Jhony Zavaleta, mission support specialist from the Ames Earth Science Project Office (ESPO) was concerned that the team wouldn’t be able to provide their test results within a set time frame. “Some of our guys were getting tests, and sometimes it would be 48 hours or maybe a week until results came back,” he said. “There was a lot of uncertainty.”
For the personnel not traveling on the NASA planes, getting to Australia wasn’t any easier. The team faced the prospect of a 42-hour journey, via Qatar, where there were more requirements to provide negative tests and additional documentation. There were also very few flights scheduled – and many of those were being canceled.
As the clock ran down, the team was running out of options. Zavaleta had to charter an aircraft to carry the key personnel to Australia.
Dr. Jay Grinstead, SHARC’s principal investigator from NASA Ames, was impressed by the last-minute efforts: “People were really interested in seeing this mission succeed. So they made concessions and made funding available.”
Zavaleta and a colleague from ESPO made it to Australia ten days early to allow them to set up ahead of the full team’s arrival. “Nobody from our team had been to Australia before to plan,” he said. “We didn’t know what the situation on the ground was.”
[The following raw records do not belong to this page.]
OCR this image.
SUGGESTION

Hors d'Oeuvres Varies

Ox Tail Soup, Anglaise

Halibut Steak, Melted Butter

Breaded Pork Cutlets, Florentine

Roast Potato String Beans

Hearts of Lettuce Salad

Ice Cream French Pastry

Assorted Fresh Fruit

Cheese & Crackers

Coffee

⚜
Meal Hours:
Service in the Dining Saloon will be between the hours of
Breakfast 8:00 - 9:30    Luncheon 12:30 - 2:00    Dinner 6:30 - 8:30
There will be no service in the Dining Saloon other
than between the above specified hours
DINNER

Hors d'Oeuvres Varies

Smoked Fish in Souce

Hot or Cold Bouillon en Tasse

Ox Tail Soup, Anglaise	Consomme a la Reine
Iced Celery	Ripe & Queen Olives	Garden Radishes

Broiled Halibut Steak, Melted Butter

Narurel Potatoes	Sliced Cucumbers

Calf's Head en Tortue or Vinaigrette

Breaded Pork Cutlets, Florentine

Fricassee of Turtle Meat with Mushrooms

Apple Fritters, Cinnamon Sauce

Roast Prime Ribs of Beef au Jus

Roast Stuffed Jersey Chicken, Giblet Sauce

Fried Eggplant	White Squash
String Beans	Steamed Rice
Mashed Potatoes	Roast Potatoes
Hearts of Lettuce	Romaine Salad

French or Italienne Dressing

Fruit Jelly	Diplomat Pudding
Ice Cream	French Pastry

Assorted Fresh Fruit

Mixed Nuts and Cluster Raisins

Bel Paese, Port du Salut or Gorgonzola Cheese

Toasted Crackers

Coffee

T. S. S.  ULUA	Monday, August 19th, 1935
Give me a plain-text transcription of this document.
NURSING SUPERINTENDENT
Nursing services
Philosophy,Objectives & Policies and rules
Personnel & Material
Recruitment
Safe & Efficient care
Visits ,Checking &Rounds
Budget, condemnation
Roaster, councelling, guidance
Normally, key details like where to buy supplies and the team’s transportation would be sorted six months in advance. But now, the team didn’t know what restrictions would be in place by the time they arrived, who would be supporting them, or even what hangars their planes would be in. The instruments also needed to be calibrated, and Zavaleta had to make sure the hangar operators were aware of the team’s needs and willing to work off-hours. It was an incredibly tight turnaround.
Despite the numerous setbacks, the mission was a huge success, largely due to the collaboration between Dr. Inman’s team, the aircraft organizations at both Langley Research Center and Johnson Space Center, ESPO, NASA Headquarters, JAXA, the Australian Space Agency, and other Australian officials. Dr.Grinstead said, “We really could not have pulled this off without our international partners.”